>>kelley:
>>oh geez carrol! fantasy isn't a substitute for physical sex, but a large
>>part of what physical sex is about.
Yoshie:
>Yes, but here it's a _particular_ fantasy that is in question. A fantasy
>of rape -- eroticization of power, as Ken puts it. Suppose all fantasies
>won't disappear, but will _rape and rape fantasy_ be always with us, even
>_after_ the abolition of class, gender, and all other oppressions? Will
>we always eroticize power -- the relation of domination and subordination
>-- even after the material grounds for domination and subordination cease
>to exist?

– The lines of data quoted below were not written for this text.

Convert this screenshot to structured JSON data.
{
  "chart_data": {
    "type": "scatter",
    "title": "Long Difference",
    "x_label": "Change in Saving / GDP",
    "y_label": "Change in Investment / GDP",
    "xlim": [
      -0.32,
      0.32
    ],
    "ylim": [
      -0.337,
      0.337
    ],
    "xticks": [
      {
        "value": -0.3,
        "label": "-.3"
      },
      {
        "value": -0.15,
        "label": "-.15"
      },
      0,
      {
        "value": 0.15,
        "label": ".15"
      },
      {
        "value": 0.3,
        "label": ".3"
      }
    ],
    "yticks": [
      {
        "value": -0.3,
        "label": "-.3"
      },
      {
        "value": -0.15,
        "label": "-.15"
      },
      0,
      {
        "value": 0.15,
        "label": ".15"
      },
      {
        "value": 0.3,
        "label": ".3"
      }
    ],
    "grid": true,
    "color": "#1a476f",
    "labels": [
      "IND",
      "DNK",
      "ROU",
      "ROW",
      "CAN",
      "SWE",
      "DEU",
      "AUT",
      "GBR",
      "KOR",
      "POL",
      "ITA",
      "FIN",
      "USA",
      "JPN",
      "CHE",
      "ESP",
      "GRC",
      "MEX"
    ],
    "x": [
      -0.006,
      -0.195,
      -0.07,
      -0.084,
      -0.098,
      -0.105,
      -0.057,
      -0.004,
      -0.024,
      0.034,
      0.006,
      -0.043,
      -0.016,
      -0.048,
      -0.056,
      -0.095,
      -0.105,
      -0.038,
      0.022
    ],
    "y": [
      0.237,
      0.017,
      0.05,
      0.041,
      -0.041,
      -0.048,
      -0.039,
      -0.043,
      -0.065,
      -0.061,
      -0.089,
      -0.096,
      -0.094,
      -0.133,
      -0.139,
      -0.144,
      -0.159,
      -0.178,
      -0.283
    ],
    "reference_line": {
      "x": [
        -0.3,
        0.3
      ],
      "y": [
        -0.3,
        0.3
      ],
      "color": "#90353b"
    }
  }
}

Do ideas have "lives of their own," pace what historical
>materialists (from Marx & Engels, the Frankfurt Theorists, Thomas Laqueur
>to Foucault in his own way at his best moments) have argued?
>
>Yoshie
don't know yoshie. i know rape fantasies are among the top three fantasies het women have--least i read this some time ago. do you know anything about that, as long as we're on the topic? they've done research on the incidence of domestic violence among lesbian couples, too. and that apparently is not all that different from the incidence of domestic violence among hets. which, to me, suggest, as i'm sure you'll agree, that violence isn't only about patriarchy.. do you know if they've done any work on lesbian fantasy life?
seems to me that if i were to give an honest answer, i'd say that a *version* of a rape fantasy certainly is part of my sexuality. but, i think, at least from teaching courses on the sociology of sexuality, that most of the women who i've talked with about this typically acknowledge that the person in their fantasy isn't some dark mysterious stranger. (of course, regular old "real" rape isn't about mysterious strangers either). moreover, the rape fantasy of most of the women i know actually involves an assumption about their own power: the power to seduce a man, to be desired *so* much that a man doesn't "control" himself.

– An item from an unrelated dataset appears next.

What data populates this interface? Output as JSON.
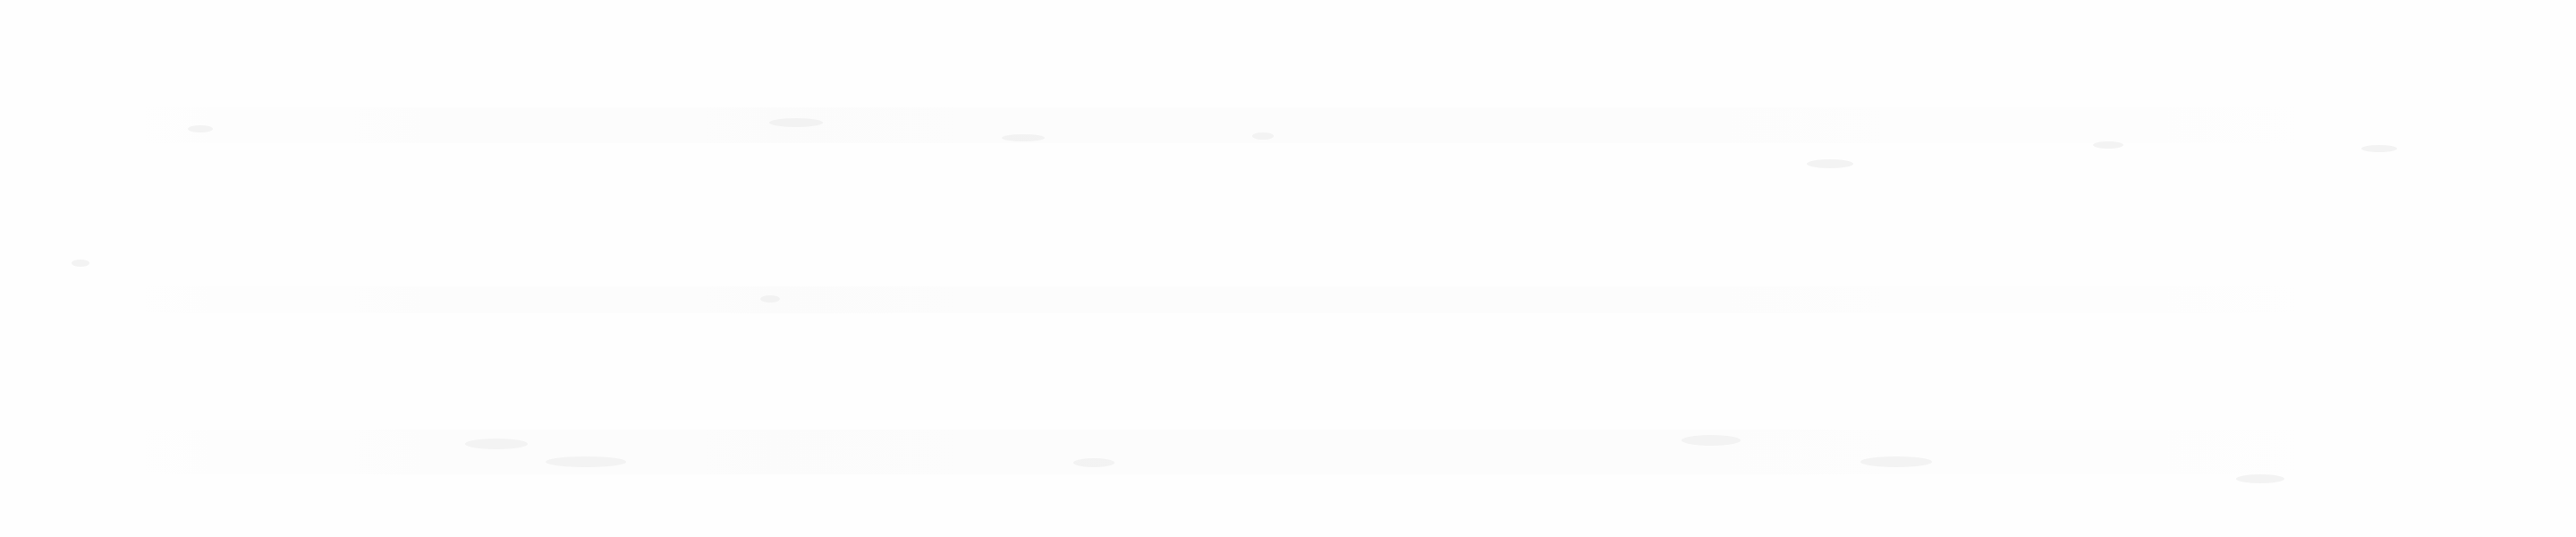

so, it's not clear to me who is the one wielding the power, doing the domination.
on the other hand, i know that when the reverse is the case, for me...well screw it. i just ain't going there... not on THIS list.
basically, put it this way: i think objectification is part of sexuality, that it's not necessarily a 'bad' thing. i think you can't get around the fact that you objectify the other--some call that violence. what makes it problematic now is that the roles that are assigned to women (when objectified) are, as with everything else, limited in the number and diversity.
but it seems to me that the unanswered question in your assumption above is this: how do you make the connections between fantasy (mind? i can't recall if it's okay to use that word?) and the social relations of production. maybe i've missed something but i thought that idea was simply poo pooed here most of the time because psychoanalysis is an attempt to make those linkages-- to explain fantasy life in terms of how its a manifestation of social relations of production, to attempt to make a link between relations of power at the "macro" level and the relations of power as they are played out between two people.